The letter also said it was the responsibility of ‘NHS organisations’ to determine whether the specific AVT is compliant. These standards include compliance with data protection regulations, that the technology supplier has a clinical safety officer and that there is ‘appropriate NHS clinical system integration’ (see box below for full list of requirements).

The Mid and South Essex ICB information governance team sent an email stating: ‘If your practice wants to use an AVT solution, you are responsible for carrying out a local clinical safety assessment, which includes… appointing a CSO— a trained clinician who understands the risks of introducing tech into clinical care.’

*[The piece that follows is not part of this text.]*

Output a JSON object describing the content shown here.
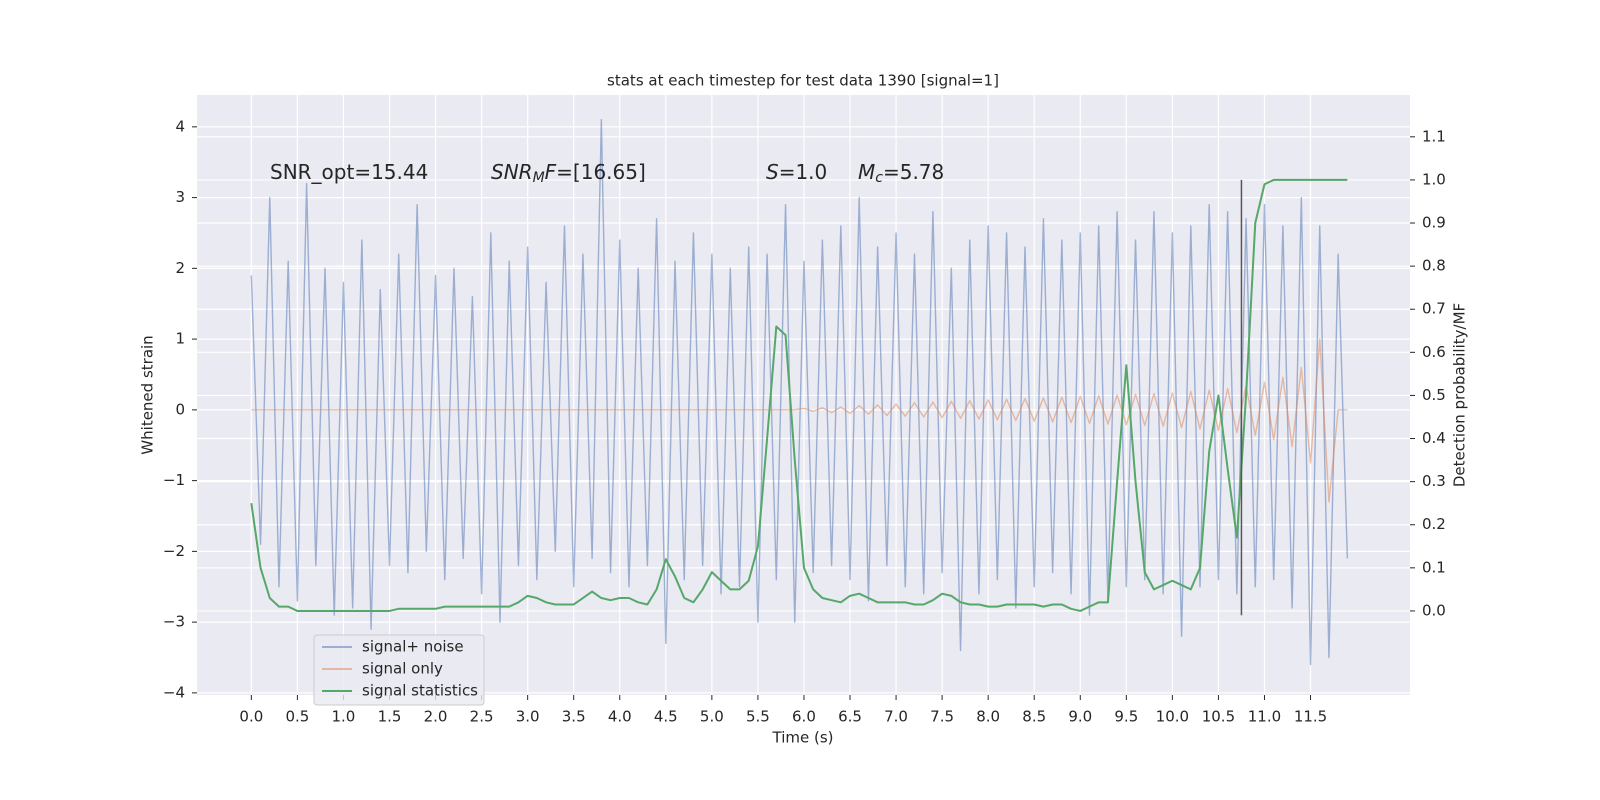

It later added: ‘The CSO must be a registered clinician who has completed NHS-approved Clinical Risk Management (CRM) training… The training is typically delivered over one or two days by accredited providers and must be completed before a clinician can take on the CSO role.’

NHS requirements in full

  • Core platform assurance requirements Digital Technology Assessment Criteria (DTAC), Data Security and Protection Toolkit (DSPT,) Cyber Essentials Plus, CREST-approved pen testing
    • Data Protection Requirements as set by ICO – Local ICB / Trust governance approval including DPIA completion
    • Clinical Safety Officer(s) named and accountable
    • End-to-end encryption and GDPR compliance
    • No unsafe functionality e.g. prompt injection access
    • Appropriate NHS clinical system integration (API or FHIR/HL7 compliance and write-back capability).
    • The responsibility for translation accuracy remains with the AVT supplier.
  • Enhanced Requirements Medical Device Classification – All AVT solutions that undertake summarisation require, at least, MHRA Class 1 medical device status. Companies must NOT extend system capabilities to produce generative diagnoses, management plans, or other medical referrals and calculations without seeking at least MHRA Class 2a approval.
    • Data Protection – Safeguarding Patient Information is paramount. Patient data from clinical sessions (e.g. immediate inference) should be automatically deleted unless legally or operationally required, in line with UK GDPR and DPA 2018 principles on data minimisation and storage limitation. Further guidance on this will be published shortly.
    • System integration – Ensure appropriate integration with your IT infrastructure, systems and workflows. For example, in most general practice and hospital settings, AVT solutions will require integration with the principal electronic record system. This will enable automated workflow (e.g. diagnostic test requesting or prescribing presented within the system being used, for clinician validation and submission).
  • Clinical and Operational Benefits Thresholds Evidence of real-world clinical validation of benefits in the NHS care setting proposed (e.g. enhancing clinical efficiency and workflow, reducing administrative burden; improving patient care by increasing face to face time with patients; improving accuracy of documentation;
    • improving data quality and capture of structured data recorded in electronic patient record systems)
    • Clear economic justification and workforce impact.